No seguimento deste "post pedido" gerou-se uma discussão interessante, tanto nos comentários do post como na nossa página do Facebook, que me parece importante resumir.

  1. O "quociente familiar" que o CDS defende desde há muito é resumidamente uma redução de impostos para as famílias com filhos e uma redução proporcional ao número de filhos.
  2. Esta medida não é uma medida contra ninguém, é uma medida a favor das famílias.
  3. Ou seja, é justo que as famílias com filhos passem a pagar menos impostos que as famílias com filhos mas não é justo que as famílias sem filhos passem a pagar mais impostos do que as famílias com filhos.
  4. Financiar esta medida com um aumento de impostos correspondente significa que, para conferirmos direitos a uns portugueses, estamos a retirá-los a outros, pelo caminho deixando o Estado intacto.
  5. Financiá-la com aumentos de impostos significa que estamos a substituir uma discriminação fiscal por outra discriminação fiscal, anulando qualquer efeito positivo que pudesse resultar da introdução do "quociente familiar" e reduzindo a liberdade das famílias sem filhos pelo caminho. Nada isto é desejável ou sequer aceitável.

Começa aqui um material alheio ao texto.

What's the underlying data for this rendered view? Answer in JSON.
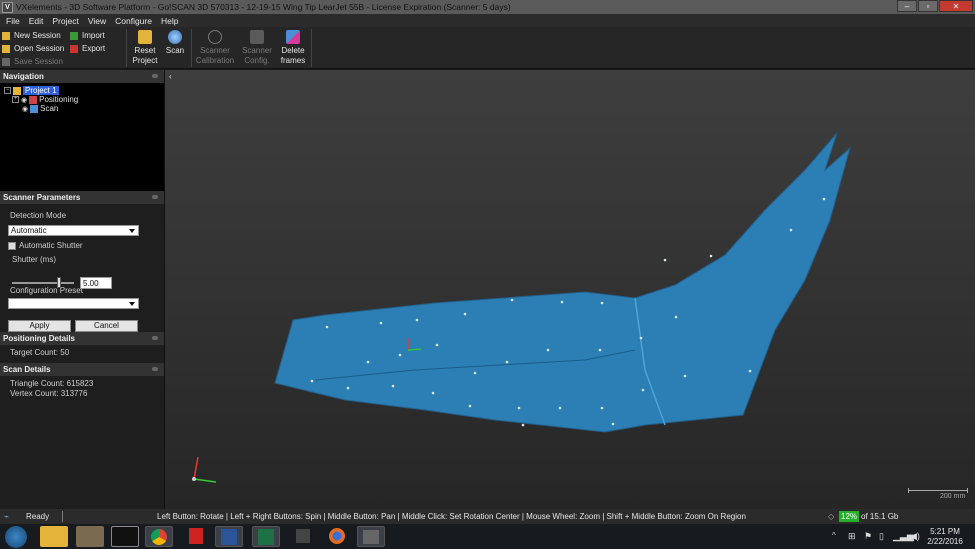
{
  "window": {
    "title": "VXelements - 3D Software Platform - Go!SCAN 3D 570313 - 12-19-15 Wing Tip LearJet 55B - License Expiration (Scanner: 5 days)"
  },
  "menu": [
    "File",
    "Edit",
    "Project",
    "View",
    "Configure",
    "Help"
  ],
  "toolbar": {
    "new_session": "New Session",
    "open_session": "Open Session",
    "save_session": "Save Session",
    "import": "Import",
    "export": "Export",
    "reset_project": [
      "Reset",
      "Project"
    ],
    "scan": "Scan",
    "scanner_calibration": [
      "Scanner",
      "Calibration"
    ],
    "scanner_config": [
      "Scanner",
      "Config."
    ],
    "delete_frames": [
      "Delete",
      "frames"
    ]
  },
  "navigation": {
    "header": "Navigation",
    "tree": [
      "Project 1",
      "Positioning",
      "Scan"
    ]
  },
  "scanner_parameters": {
    "header": "Scanner Parameters",
    "detection_mode_label": "Detection Mode",
    "detection_mode_value": "Automatic",
    "automatic_shutter_label": "Automatic Shutter",
    "shutter_label": "Shutter (ms)",
    "shutter_value": "5.00",
    "shutter_slider_fraction": 0.75,
    "config_preset_label": "Configuration Preset",
    "config_preset_value": "",
    "apply_label": "Apply",
    "cancel_label": "Cancel"
  },
  "positioning_details": {
    "header": "Positioning Details",
    "target_count": "Target Count: 50"
  },
  "scan_details": {
    "header": "Scan Details",
    "triangle_count": "Triangle Count: 615823",
    "vertex_count": "Vertex Count: 313776"
  },
  "viewport": {
    "scale_label": "200 mm",
    "model_color": "#2b7fb5"
  },
  "status": {
    "ready": "Ready",
    "help": "Left Button: Rotate  |  Left + Right Buttons: Spin  |  Middle Button: Pan  |  Middle Click: Set Rotation Center  |  Mouse Wheel: Zoom  |  Shift + Middle Button: Zoom On Region",
    "memory_percent": "12%",
    "memory_total": "of 15.1 Gb"
  },
  "clock": {
    "time": "5:21 PM",
    "date": "2/22/2016"
  }
}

  6. Financiá-la com uma redução de impostos, compensada com a respectiva redução da despesa, significa que é o Estado que tem de se encolher para dar espaço a um tratamento favorável das famílias.
  7. O CDS, ao dizer na página 63 do manifesto eleitoral que "propõe uma reforma profunda do IRS no sentido da sua simplificação [...] e com o reforço do conceito de mínimo de existência familiar (em vez da multiplicação incoerente e não equitativa de excepções e benefícios), de forma a promover o valor da mobilidade social e avançar, progressivamente, para um IRS mais amigo da família e atento ao número de filhos" está de novo a comprometer-se com a introdução do quociente familiar na fórmula de cálculo do IRS.

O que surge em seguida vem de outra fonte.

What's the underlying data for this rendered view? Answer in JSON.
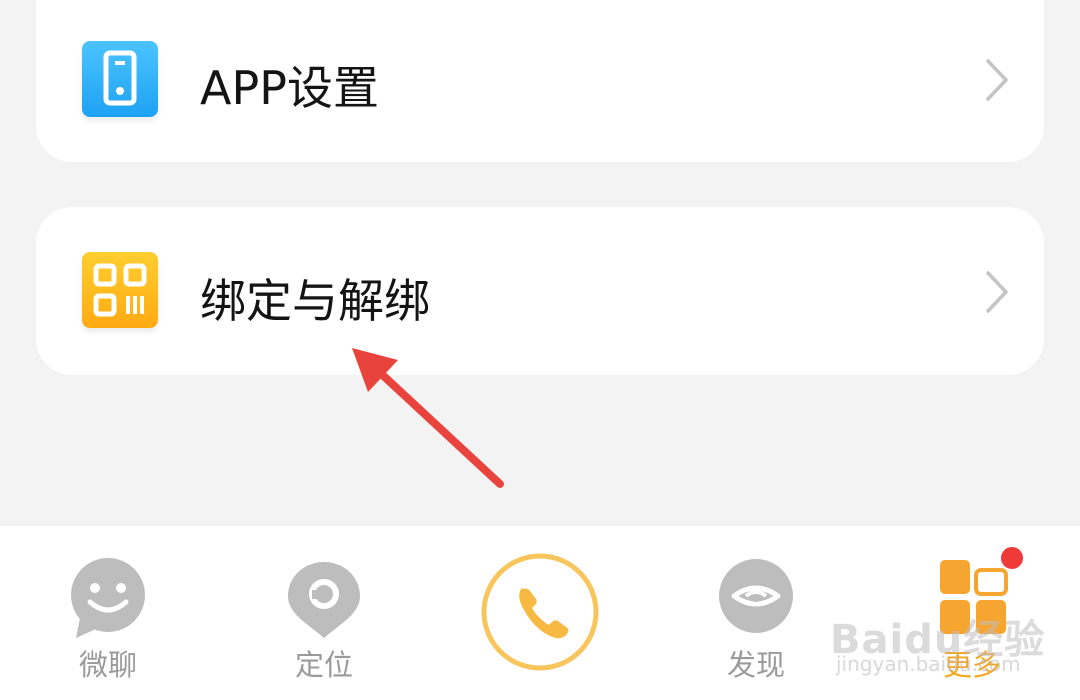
{
  "settings": {
    "items": [
      {
        "label": "APP设置",
        "icon": "phone-settings-icon"
      },
      {
        "label": "绑定与解绑",
        "icon": "qr-code-icon"
      }
    ]
  },
  "tabbar": {
    "tabs": [
      {
        "label": "微聊",
        "icon": "smile-chat-icon",
        "active": false
      },
      {
        "label": "定位",
        "icon": "location-pin-icon",
        "active": false
      },
      {
        "label": "",
        "icon": "phone-call-icon",
        "active": false
      },
      {
        "label": "发现",
        "icon": "discover-eye-icon",
        "active": false
      },
      {
        "label": "更多",
        "icon": "more-grid-icon",
        "active": true
      }
    ],
    "notification_dot": true
  },
  "watermark": {
    "text": "Baidu经验",
    "url_text": "jingyan.baidu.com"
  },
  "colors": {
    "accent": "#f5a623",
    "blue_icon": "#1ea2f3",
    "yellow_icon": "#ffaa12",
    "inactive": "#9a9a9a",
    "badge": "#f03a3a",
    "arrow": "#e8433c"
  }
}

  8. O CDS, ao dizer na mesma página 63 do manifesto que "nas actuais circunstâncias das finanças públicas, medidas [em sede de IRS] que rectificam a discriminação familiar são difíceis de levar à prática" o CDS está não só a comprometer-se de novo com a introdução do quociente familiar mas também a comprometer-se com a defesa da liberdade individual de todos os portugueses, com ou sem filhos.
  9. Podemos discutir a lógica, os métodos ou mesmo os impactos desta medida.
  10. O que não podemos fazer é chamar a isto socialismo.